Psychiatric illnesses can be conceived of as experiments of nature, providing a variety of pathopsychological mechanisms which may elucidate normal psychological processes.

Clinically the reactive psychoses are predominantly psychogenic reaction types. They present disturbances of higher nervous activity, similar to those of the neuroses. The unconditional reflex activity is practically as in normal controls, and the most outstanding finding was the large effect of psychodynamic complex structures.

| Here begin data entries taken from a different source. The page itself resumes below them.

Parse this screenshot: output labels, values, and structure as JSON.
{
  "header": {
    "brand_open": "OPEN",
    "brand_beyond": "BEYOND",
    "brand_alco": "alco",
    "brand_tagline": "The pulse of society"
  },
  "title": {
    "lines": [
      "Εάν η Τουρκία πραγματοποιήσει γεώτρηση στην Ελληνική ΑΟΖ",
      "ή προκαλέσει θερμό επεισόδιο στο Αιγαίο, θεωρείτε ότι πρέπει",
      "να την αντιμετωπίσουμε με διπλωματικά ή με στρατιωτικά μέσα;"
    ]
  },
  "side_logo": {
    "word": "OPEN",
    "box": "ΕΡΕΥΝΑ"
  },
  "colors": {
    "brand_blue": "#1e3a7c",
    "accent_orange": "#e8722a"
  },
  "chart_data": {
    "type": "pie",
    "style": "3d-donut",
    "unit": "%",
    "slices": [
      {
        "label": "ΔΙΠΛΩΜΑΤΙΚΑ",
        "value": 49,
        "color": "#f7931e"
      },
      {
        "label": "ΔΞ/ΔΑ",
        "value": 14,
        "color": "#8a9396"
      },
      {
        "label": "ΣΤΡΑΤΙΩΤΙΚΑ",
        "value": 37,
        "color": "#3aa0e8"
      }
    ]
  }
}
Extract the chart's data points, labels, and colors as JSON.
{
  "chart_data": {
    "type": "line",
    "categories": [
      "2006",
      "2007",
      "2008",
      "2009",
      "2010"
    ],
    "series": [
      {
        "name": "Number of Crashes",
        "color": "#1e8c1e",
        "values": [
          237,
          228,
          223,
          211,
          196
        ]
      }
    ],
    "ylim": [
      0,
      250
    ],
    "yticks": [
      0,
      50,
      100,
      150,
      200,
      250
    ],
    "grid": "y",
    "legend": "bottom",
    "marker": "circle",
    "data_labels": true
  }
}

This is a physiological parallel to the clinical manifestations with great concern over experienced mental trauma.

In the manic-depressive psychoses the most characteristic feature is a marked disturbance of unconditional reflex activity. This factor may be an important physiological mechanism underlying the more biological than psychodynamic reaction type and partly explain the changes of mood and associated interferences with sleep, body weight, sexual activity, aggression and other instinctual and vegetative functions.

Schizophrenic psychoses also present changes of unconditional reflex activity, predominantly in the direction of inhibition of response. In addition there are severe dissociations within and between the three levels of unconditional reflexes and the two signaling systems. It is suggested that schizophrenia represents a functional maladaptation, which can be explained from the principles of autokinesis and schizokinesis established by Gantt in animal experiments.

Prognostic models based on experimentally established impairment of performances were shown to predict long-term risks of schizophrenic defects just as well as models based on constellations of clinical symptoms. I would predict that psychophysiology and experimental psychology will become increasingly more important for establishing diagnosis and prognosis in the functional psychoses. The data of this article point toward a basis for a prophylactic psychiatry.